Monday, November 28, 2011

Spanish Invention

You probably knew that the submarine is a Spanish invention. There is an early example raised on the port in Cartagena. Designed and built by a local engineer called Isaac Peral in Cadiz in 1887, it ran on electric current. The earliest Spanish submarine, however, was built by a Catalonian called Narcis Monturiol and ran manually. For (presumably) rather short distances. A later version ran on steam.
But Spain has invented many other useful gadgets (a friend of mine here in Mojácar lives comfortably off a garlic peeler he came up with a few years ago).
The Autogiro being one such (or so I read here). This was a variation on the helicopter, with stubby rear wings and a forward propeller. A large free-spinning propeller pointing upwards kept the thing (more or less) in the air. A British version called 'The Flying Bedstead' used to putter loudly over our garden when I was a child in Norfolk. The autogiro was developed by Juan de la Cierva in the nineteen twenties. Another useful invention, the arquebus, comes from Spain, although Wikipedia appears to disagree, suggesting Hungary instead. Better luck, perhaps, with the easy-to-assemble Molotov cocktail, which was first used by the Republicans during the Civil War before finding its way to the Finnish resistance to the Russian invasion of 1939.
More peaceful inventions include the famous Chupa Chup, the gob-stopper on a stick, introduced by Enric Bernat in 1958. I know that he sells a lot of them to the Chinese and Kojak used to swear by them when solving crimes.

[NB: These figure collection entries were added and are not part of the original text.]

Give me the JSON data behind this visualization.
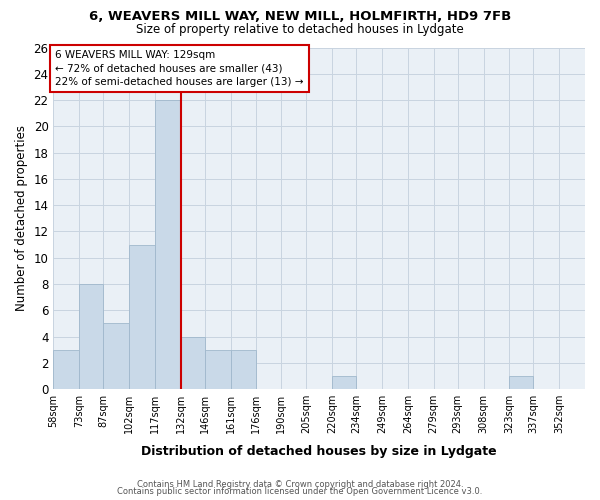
{
  "title_line1": "6, WEAVERS MILL WAY, NEW MILL, HOLMFIRTH, HD9 7FB",
  "title_line2": "Size of property relative to detached houses in Lydgate",
  "xlabel": "Distribution of detached houses by size in Lydgate",
  "ylabel": "Number of detached properties",
  "bar_labels": [
    "58sqm",
    "73sqm",
    "87sqm",
    "102sqm",
    "117sqm",
    "132sqm",
    "146sqm",
    "161sqm",
    "176sqm",
    "190sqm",
    "205sqm",
    "220sqm",
    "234sqm",
    "249sqm",
    "264sqm",
    "279sqm",
    "293sqm",
    "308sqm",
    "323sqm",
    "337sqm",
    "352sqm"
  ],
  "bar_values": [
    3,
    8,
    5,
    11,
    22,
    4,
    3,
    3,
    0,
    0,
    0,
    1,
    0,
    0,
    0,
    0,
    0,
    0,
    1,
    0,
    0
  ],
  "bar_color": "#c9d9e8",
  "bar_edgecolor": "#a0b8cc",
  "bin_edges": [
    58,
    73,
    87,
    102,
    117,
    132,
    146,
    161,
    176,
    190,
    205,
    220,
    234,
    249,
    264,
    279,
    293,
    308,
    323,
    337,
    352,
    367
  ],
  "annotation_line1": "6 WEAVERS MILL WAY: 129sqm",
  "annotation_line2": "← 72% of detached houses are smaller (43)",
  "annotation_line3": "22% of semi-detached houses are larger (13) →",
  "vline_x": 132,
  "vline_color": "#cc0000",
  "annotation_box_edgecolor": "#cc0000",
  "ylim": [
    0,
    26
  ],
  "yticks": [
    0,
    2,
    4,
    6,
    8,
    10,
    12,
    14,
    16,
    18,
    20,
    22,
    24,
    26
  ],
  "footer_line1": "Contains HM Land Registry data © Crown copyright and database right 2024.",
  "footer_line2": "Contains public sector information licensed under the Open Government Licence v3.0.",
  "bg_color": "#ffffff",
  "plot_bg_color": "#eaf0f6",
  "grid_color": "#c8d4e0"
}
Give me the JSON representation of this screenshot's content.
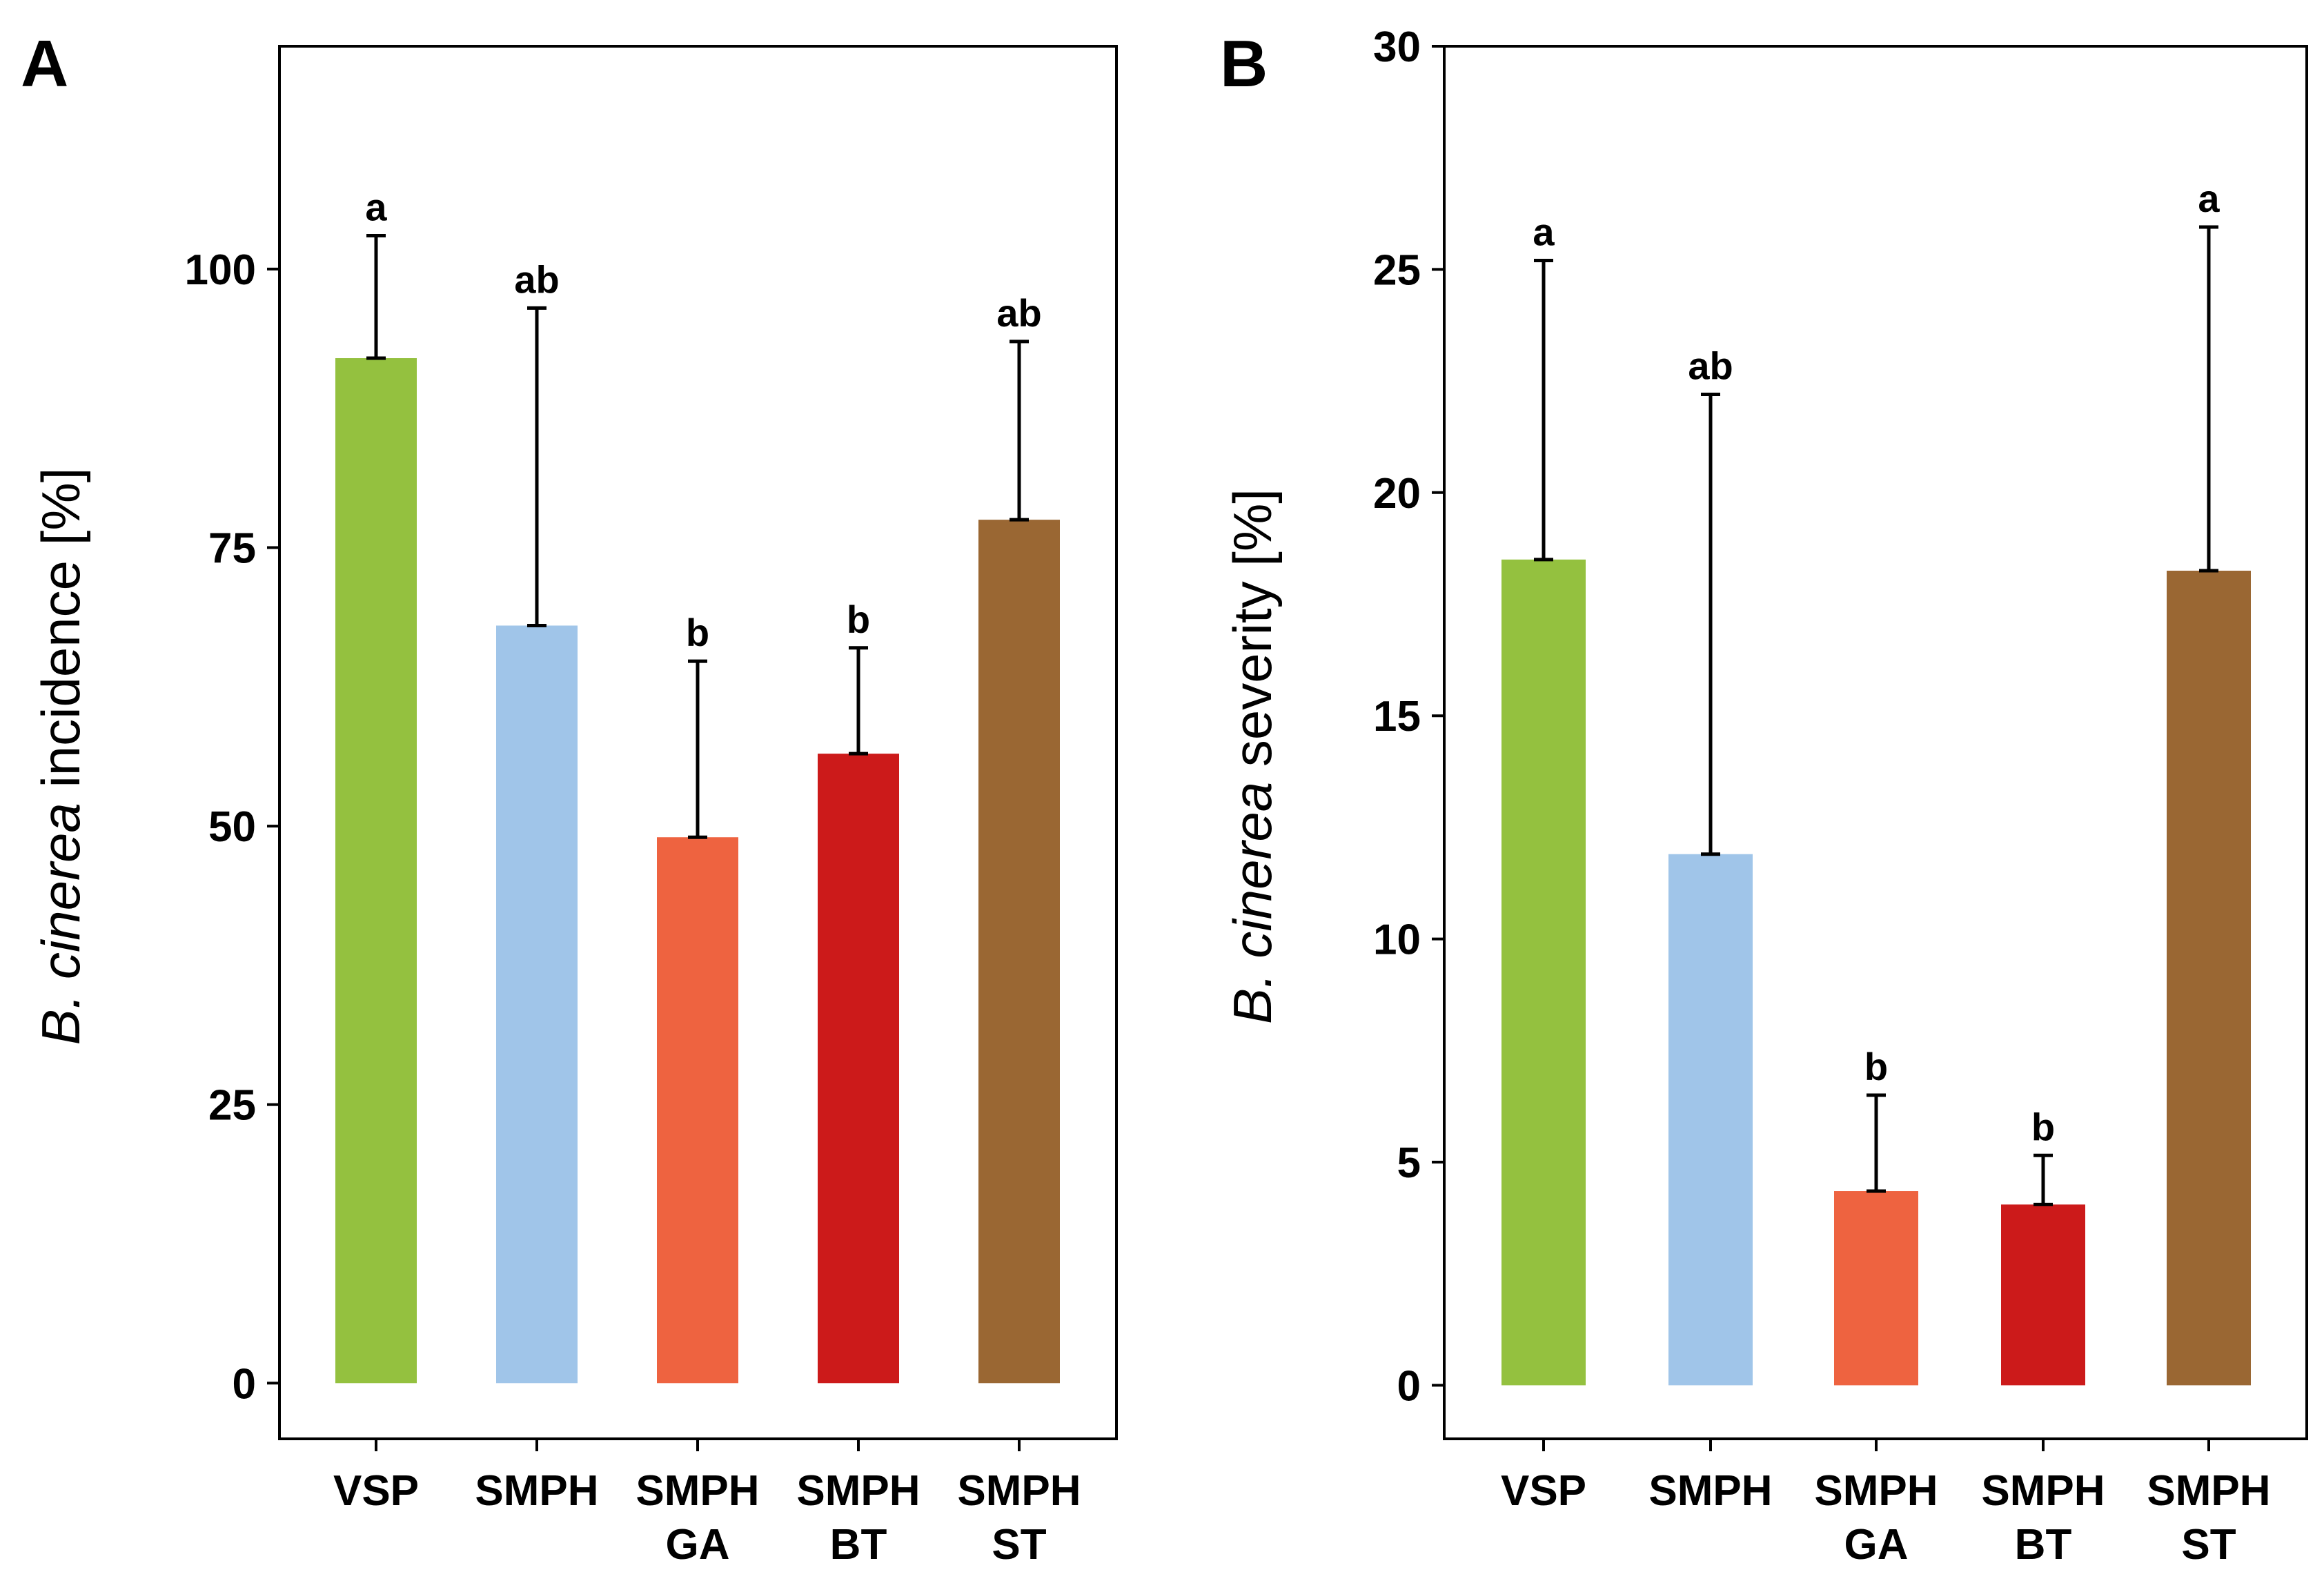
{
  "chart_data": [
    {
      "panel": "A",
      "type": "bar",
      "ylabel_italic": "B. cinerea",
      "ylabel_rest": " incidence [%]",
      "ylim": [
        -5,
        120
      ],
      "yticks": [
        0,
        25,
        50,
        75,
        100
      ],
      "ytick_labels": [
        "0",
        "25",
        "50",
        "75",
        "100"
      ],
      "categories": [
        [
          "VSP"
        ],
        [
          "SMPH"
        ],
        [
          "SMPH",
          "GA"
        ],
        [
          "SMPH",
          "BT"
        ],
        [
          "SMPH",
          "ST"
        ]
      ],
      "values": [
        92,
        68,
        49,
        56.5,
        77.5
      ],
      "error_upper": [
        103,
        96.5,
        64.8,
        66,
        93.5
      ],
      "significance": [
        "a",
        "ab",
        "b",
        "b",
        "ab"
      ],
      "colors": [
        "#94c13f",
        "#a0c5e9",
        "#ee6340",
        "#cc1a1a",
        "#9a6733"
      ]
    },
    {
      "panel": "B",
      "type": "bar",
      "ylabel_italic": "B. cinerea",
      "ylabel_rest": " severity [%]",
      "ylim": [
        -1.2,
        30
      ],
      "yticks": [
        0,
        5,
        10,
        15,
        20,
        25,
        30
      ],
      "ytick_labels": [
        "0",
        "5",
        "10",
        "15",
        "20",
        "25",
        "30"
      ],
      "categories": [
        [
          "VSP"
        ],
        [
          "SMPH"
        ],
        [
          "SMPH",
          "GA"
        ],
        [
          "SMPH",
          "BT"
        ],
        [
          "SMPH",
          "ST"
        ]
      ],
      "values": [
        18.5,
        11.9,
        4.35,
        4.05,
        18.25
      ],
      "error_upper": [
        25.2,
        22.2,
        6.5,
        5.15,
        25.95
      ],
      "significance": [
        "a",
        "ab",
        "b",
        "b",
        "a"
      ],
      "colors": [
        "#94c13f",
        "#a0c5e9",
        "#ee6340",
        "#cc1a1a",
        "#9a6733"
      ]
    }
  ]
}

Chupa Chups are often used to wean one off another Spanish invention, The cigarette. This was manufactured originally by Seville beggars, who would roll odd bits of tobacco collected from the cigar makers into tubes made from rice paper. The first commercial cigarettes in a packet appeared in 1825 and where commercially named as 'Cigarrillos Superiores' in 1833. They didn't carry health warnings in those days.
The fregona is a fine Spanish invention. I've no idea what it's called in English, but it is a sponge on a stick used for washing floors. It comes from a airman called Manuel Jalón Corominas, introduced in 1956. Another, the pencil-sharpener, dates from 1945 from the workshop of Ignacio Urresti. Then, two partners called Juan Solozábal and Juan Olive came up with the stapler in around 1930.
Finally, according to the comments that follow the Spanish original (an article which promises more inventions in a second part), much of the above is erroneous.
Now they tell us!

1 comment:

CafeMark said...

I believe the word you're looking for is MOP. I'm sure some Brits reading this will be staggered that you didn't know the word, but I sympathise - I only worked a couple of years in Madrid and I found I started to forget English words.